Le président Trump, dans ses efforts inlassables pour mettre fin à une guerre qui n'en finit pas et à un cessez-le-feu qui a déjà cessé, est parvenu à un accord qui restaure de manière concrète et significative le statut politique de l'Iran dans la région, et peut-être aussi sur la scène internationale. Oublions un instant les inquiétudes quant au sort de l'uranium enrichi dissimulé en Iran. Le régime islamiste extrémiste et fanatique de Téhéran a déjà obtenu du président des États-Unis une reconnaissance officielle de son statut.

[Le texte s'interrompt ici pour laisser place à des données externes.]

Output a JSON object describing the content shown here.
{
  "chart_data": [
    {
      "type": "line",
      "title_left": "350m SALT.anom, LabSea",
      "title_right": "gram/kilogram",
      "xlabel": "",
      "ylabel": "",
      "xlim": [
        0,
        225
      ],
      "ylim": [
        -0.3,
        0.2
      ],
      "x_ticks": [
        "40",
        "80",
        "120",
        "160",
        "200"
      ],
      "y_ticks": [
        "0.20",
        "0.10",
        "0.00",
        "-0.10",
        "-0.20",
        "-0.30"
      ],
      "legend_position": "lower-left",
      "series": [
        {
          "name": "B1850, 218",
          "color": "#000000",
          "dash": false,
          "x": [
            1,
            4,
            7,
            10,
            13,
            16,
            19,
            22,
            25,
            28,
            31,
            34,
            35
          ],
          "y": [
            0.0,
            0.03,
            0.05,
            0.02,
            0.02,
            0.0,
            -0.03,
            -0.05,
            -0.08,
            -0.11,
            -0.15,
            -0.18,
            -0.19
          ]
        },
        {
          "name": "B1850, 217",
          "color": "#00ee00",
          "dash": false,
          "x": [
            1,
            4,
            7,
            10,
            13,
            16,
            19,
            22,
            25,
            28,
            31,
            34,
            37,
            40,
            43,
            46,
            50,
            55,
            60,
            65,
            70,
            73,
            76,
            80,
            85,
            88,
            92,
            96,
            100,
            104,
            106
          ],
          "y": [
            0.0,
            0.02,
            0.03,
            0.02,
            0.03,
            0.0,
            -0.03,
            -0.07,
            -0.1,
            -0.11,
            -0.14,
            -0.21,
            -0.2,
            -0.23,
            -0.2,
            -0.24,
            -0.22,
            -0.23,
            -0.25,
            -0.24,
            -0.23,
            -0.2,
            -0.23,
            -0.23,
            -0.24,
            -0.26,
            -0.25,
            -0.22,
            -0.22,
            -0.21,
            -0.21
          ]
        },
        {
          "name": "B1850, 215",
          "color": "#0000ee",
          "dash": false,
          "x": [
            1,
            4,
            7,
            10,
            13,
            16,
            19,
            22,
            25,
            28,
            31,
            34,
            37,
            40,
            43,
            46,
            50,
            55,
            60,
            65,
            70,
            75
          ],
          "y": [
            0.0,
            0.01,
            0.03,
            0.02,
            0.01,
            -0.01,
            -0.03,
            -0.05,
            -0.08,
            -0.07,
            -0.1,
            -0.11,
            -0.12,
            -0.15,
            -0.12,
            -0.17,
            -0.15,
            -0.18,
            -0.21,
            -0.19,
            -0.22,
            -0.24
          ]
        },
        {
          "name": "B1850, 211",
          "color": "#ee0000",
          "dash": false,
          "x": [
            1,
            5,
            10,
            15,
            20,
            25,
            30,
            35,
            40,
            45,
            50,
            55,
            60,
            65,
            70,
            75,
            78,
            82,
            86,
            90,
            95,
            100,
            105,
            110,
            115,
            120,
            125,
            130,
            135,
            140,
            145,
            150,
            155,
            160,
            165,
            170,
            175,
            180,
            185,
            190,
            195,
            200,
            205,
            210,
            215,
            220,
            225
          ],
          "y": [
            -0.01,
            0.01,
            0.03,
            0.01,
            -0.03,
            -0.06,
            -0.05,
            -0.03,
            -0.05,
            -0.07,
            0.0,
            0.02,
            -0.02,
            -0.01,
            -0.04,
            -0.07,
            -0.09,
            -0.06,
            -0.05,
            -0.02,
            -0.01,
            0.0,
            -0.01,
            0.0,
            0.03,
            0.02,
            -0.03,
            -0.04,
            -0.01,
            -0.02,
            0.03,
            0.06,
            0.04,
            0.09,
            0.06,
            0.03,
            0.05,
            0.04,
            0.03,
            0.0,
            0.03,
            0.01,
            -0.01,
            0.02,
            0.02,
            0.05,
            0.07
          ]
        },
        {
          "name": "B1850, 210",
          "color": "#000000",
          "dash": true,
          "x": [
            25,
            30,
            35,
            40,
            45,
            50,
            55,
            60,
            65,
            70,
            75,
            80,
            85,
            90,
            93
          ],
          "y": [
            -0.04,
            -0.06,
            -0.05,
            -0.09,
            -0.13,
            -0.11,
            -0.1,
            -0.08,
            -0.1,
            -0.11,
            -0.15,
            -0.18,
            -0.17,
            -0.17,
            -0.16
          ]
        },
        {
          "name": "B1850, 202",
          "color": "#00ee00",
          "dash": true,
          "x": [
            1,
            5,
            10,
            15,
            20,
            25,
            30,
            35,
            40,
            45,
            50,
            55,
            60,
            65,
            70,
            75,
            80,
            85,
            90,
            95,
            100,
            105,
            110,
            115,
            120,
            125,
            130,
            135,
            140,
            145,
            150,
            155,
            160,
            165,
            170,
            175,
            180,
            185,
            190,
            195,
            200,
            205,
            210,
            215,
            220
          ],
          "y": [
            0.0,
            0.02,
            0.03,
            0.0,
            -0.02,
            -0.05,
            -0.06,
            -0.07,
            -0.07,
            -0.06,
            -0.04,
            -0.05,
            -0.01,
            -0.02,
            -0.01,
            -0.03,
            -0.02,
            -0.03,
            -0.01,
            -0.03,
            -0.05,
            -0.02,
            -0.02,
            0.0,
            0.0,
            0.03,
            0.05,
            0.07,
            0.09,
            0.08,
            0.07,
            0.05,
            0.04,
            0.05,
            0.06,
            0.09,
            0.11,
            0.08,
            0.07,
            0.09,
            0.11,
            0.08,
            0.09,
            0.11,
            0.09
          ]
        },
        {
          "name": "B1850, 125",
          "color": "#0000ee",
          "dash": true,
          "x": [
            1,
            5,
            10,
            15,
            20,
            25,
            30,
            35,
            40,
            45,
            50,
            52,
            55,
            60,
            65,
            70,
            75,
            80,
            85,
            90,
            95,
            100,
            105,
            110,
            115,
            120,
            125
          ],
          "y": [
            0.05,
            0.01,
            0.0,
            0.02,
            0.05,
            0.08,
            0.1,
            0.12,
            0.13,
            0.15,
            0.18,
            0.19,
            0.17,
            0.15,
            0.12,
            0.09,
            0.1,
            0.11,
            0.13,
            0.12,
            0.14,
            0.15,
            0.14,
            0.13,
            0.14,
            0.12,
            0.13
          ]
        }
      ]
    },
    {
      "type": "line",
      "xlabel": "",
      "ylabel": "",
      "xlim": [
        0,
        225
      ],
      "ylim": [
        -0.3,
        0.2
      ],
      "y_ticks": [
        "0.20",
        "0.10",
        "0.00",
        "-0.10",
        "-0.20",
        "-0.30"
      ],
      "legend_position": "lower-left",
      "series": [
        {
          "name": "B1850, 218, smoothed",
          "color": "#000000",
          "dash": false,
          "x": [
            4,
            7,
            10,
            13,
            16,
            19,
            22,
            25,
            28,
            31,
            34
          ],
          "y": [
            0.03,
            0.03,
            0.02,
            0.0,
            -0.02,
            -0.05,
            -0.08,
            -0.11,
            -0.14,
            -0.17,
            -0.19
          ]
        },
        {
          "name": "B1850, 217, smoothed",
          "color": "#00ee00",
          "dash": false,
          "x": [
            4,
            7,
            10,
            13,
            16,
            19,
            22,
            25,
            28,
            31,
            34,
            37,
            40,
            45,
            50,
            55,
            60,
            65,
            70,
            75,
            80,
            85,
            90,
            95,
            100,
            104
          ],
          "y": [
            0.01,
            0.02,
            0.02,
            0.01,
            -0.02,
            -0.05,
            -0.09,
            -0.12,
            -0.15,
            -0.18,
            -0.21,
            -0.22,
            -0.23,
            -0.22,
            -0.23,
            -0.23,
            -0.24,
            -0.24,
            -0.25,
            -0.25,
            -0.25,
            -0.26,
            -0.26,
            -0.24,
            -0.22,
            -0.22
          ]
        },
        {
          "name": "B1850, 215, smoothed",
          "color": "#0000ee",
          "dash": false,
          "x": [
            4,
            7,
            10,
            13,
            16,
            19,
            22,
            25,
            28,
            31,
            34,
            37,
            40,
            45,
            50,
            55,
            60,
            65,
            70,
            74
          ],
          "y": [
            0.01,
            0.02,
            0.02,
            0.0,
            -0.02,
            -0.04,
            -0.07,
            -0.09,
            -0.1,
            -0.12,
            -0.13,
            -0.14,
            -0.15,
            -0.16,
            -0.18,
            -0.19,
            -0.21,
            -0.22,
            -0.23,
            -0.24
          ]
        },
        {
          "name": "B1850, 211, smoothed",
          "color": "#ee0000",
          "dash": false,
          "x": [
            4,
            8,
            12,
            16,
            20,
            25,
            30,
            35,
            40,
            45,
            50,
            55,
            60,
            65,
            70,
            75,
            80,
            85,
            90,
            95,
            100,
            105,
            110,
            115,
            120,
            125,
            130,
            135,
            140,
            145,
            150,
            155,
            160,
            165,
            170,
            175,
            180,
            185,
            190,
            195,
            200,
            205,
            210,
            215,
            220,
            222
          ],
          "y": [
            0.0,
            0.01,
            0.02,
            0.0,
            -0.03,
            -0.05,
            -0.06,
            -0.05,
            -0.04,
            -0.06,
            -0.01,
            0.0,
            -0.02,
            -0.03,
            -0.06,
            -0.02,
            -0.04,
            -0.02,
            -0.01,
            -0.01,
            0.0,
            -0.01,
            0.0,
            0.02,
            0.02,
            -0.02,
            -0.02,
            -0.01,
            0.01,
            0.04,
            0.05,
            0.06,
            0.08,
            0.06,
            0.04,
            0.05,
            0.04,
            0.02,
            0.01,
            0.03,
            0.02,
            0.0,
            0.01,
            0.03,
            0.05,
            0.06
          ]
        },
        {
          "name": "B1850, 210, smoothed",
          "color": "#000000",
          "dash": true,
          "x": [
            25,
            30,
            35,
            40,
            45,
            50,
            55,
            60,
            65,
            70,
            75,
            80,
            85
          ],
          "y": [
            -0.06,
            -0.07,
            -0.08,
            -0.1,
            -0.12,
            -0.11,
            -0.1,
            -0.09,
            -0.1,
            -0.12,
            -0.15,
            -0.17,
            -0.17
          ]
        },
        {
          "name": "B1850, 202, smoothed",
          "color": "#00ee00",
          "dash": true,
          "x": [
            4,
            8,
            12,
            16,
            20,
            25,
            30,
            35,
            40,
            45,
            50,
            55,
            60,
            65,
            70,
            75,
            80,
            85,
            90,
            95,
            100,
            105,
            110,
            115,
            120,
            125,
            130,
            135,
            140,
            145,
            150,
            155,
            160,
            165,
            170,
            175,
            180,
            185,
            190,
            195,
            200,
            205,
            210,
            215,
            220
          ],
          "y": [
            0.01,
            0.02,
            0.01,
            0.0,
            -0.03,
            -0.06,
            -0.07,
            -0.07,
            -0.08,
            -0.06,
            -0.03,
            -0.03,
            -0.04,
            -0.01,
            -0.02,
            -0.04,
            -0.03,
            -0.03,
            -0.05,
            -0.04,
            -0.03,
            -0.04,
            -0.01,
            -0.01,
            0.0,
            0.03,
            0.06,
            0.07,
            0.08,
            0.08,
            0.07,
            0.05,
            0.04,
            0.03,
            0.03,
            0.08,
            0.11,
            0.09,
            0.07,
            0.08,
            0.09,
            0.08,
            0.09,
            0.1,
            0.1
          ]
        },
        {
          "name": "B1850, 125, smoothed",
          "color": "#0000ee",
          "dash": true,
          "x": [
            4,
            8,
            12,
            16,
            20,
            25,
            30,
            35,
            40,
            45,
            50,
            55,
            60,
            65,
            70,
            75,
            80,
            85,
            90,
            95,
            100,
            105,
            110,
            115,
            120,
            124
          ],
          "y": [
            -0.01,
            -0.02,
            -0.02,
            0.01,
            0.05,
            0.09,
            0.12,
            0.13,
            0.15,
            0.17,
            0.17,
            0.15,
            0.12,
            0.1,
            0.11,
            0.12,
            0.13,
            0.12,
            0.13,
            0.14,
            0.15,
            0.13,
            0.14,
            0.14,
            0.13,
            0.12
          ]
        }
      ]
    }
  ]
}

L'accord — ou plus précisément les négociations menées sous la supervision étroite du président Trump en vue de sa rédaction et de sa conclusion — sera retenu comme un exemple de ce que l'on pourrait appeler une danse des fantômes trumpiste : il sera étudié dans les cours destinés aux attachés des ministères des Affaires étrangères comme illustration, modèle et symbole d'une faillite diplomatique hors du commun ; d'une conduite politique chaotique, embarrassante et confuse de la part du président d'une superpuissance.

L'Iran est considéré sur la scène internationale comme un État paria. Il l'est depuis que des ayatollahs extrémistes et fanatiques s'en sont emparés il y a plus de 40 ans. À Téhéran règne un régime qui présente des caractéristiques fortes et manifestes du nazisme. La plateforme gouvernementale officielle de l'Iran contient un article appelant à rayer Israël de la carte. Les nazis, eux, avaient leur article sur la « solution finale » au peuple juif.

L'accord avec les États-Unis ne conférera ni honneur ni prestige à l'Iran. Il demeurera un État paria et récalcitrant. Le problème, le danger, c'est que cet accord, s'il est signé, accordera au régime iranien un statut politique. Pour un pays d'environ 100 millions d'habitants, c'est un statut de présence, d'influence et d'implication dans une région vouée aux convulsions.

Du point de vue d'Israël, un accord qui confère à l'Iran un statut politique reconnu est un désastre. Paradoxalement, le fait même qu'Israël ait été écarté et tenu à l'écart des contacts menés par les émissaires de Trump avec les hauts responsables de Téhéran joue en sa faveur. Selon des commentateurs, Israël devrait tout simplement ignorer cet accord : agir, réagir et défendre sa sécurité comme s'il n'existait pas.